Hey Art, please provide some more details if I’m missing something here, but it sounds like you’re saying:
-
You have a ContainerControl that contains some controls.
-
When the device rotates, the Resized event fires.
-
The controls inside the ContainerControl don’t resize.
But what’s not clear is whether the ContainerControl is not resizing (in which case I suspect something’s up with the auto layout constraints on the ContainerControl) or whether the ContainerControl is resizing but the controls within it are not (in which case I suspect that you haven’t set up the auto layout constraints on the controls within the ContainerControl to automatically resize when the ContainerControl is resized).
Is that helpful?
Hi Tom,
Yes, I have a containercontrol in a scrollable area on the view. The container holds a couple labels, an imageview, and a table.

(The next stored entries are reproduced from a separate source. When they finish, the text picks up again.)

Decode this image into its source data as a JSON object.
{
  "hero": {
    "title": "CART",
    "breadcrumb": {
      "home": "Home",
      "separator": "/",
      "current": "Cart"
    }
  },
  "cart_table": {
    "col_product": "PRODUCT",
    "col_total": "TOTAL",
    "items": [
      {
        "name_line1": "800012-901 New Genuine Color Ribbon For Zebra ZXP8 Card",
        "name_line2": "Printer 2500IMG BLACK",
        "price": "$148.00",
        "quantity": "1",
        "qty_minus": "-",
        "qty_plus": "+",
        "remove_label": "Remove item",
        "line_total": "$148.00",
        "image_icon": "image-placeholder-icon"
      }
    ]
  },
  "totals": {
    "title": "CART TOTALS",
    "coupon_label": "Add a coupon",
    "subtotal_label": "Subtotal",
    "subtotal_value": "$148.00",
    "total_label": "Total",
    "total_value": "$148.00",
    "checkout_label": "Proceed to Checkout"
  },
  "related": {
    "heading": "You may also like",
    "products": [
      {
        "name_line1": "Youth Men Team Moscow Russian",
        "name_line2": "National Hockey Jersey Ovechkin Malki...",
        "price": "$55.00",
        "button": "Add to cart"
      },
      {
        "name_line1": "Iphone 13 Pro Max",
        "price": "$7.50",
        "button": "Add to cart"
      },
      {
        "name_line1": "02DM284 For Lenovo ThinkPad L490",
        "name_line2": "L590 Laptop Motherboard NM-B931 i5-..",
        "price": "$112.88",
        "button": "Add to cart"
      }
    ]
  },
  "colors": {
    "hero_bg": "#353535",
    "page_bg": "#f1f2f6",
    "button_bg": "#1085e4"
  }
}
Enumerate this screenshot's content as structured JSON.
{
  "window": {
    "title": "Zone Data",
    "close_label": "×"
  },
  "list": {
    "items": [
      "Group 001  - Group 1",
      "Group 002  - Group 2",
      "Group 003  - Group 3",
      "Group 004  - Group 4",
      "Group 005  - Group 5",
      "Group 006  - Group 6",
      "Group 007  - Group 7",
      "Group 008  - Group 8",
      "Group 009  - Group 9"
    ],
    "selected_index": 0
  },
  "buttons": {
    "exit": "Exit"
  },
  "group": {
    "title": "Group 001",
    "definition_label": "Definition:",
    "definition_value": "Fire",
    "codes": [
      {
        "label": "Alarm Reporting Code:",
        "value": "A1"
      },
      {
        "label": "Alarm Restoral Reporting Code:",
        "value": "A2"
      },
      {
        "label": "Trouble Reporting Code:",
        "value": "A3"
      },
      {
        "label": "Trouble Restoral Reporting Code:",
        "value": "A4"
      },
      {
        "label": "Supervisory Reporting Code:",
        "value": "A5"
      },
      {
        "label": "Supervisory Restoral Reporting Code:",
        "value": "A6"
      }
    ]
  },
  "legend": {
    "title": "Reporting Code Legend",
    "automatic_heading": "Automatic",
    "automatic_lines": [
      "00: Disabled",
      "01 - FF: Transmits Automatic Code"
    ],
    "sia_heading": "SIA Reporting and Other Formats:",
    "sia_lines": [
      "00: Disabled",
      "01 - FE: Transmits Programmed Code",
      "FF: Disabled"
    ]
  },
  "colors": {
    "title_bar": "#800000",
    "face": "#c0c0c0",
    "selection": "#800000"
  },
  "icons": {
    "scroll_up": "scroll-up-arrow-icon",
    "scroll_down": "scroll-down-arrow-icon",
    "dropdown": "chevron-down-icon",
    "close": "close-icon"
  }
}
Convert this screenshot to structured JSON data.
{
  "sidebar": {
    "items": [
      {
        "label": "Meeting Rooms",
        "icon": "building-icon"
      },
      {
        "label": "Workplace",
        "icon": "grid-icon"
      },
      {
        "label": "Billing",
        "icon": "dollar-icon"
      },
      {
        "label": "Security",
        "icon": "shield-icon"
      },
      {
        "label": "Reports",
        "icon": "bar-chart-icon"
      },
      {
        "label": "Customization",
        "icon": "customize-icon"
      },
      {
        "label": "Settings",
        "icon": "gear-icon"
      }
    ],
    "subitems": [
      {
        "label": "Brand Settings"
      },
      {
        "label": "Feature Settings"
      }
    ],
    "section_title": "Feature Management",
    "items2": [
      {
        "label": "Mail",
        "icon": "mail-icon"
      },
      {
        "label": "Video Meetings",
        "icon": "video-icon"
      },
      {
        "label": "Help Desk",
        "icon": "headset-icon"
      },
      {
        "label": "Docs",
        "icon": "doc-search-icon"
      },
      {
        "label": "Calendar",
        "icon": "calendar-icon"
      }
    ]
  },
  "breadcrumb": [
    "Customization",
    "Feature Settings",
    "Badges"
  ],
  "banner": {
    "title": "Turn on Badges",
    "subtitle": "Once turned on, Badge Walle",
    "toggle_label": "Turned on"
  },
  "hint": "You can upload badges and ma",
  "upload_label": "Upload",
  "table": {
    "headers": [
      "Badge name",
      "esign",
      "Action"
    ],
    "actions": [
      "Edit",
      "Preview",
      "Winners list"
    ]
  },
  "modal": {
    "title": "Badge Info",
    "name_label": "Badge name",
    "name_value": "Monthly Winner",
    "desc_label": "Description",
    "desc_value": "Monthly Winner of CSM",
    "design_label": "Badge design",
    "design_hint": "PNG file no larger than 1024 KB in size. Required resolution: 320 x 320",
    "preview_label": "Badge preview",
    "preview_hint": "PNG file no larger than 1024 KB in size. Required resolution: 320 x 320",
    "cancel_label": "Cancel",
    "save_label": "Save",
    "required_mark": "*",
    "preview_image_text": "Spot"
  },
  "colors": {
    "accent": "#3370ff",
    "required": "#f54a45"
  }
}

I created a method and width property on the view using your example code. I call that method in a view Resized event. It fires when the view first opens, then fires twice more when I rotate the (simulator) device. Turns out I only need the width constraint to get it work properly.
The container does resize properly to fill the view. When the view first opens, the controls in the container obey their layout constraints relative to the container.
When I rotate the view, the container itself does resize properly to fill the view, but the controls in the container stay the way they were and don’t resize. I’ve got all the constraints defined on the controls (Parent.Left, Parent.Right, etc.).
I shouldn’t have to redefine the control constraints in code, should I?
I think I found it. I was setting contentWidth to the scrollable area width, when I should have been setting it to Self.Size.Width (the view).
Great, glad you got to the bottom of this. I live auto layout in many ways, but debugging it can be a bit tricky.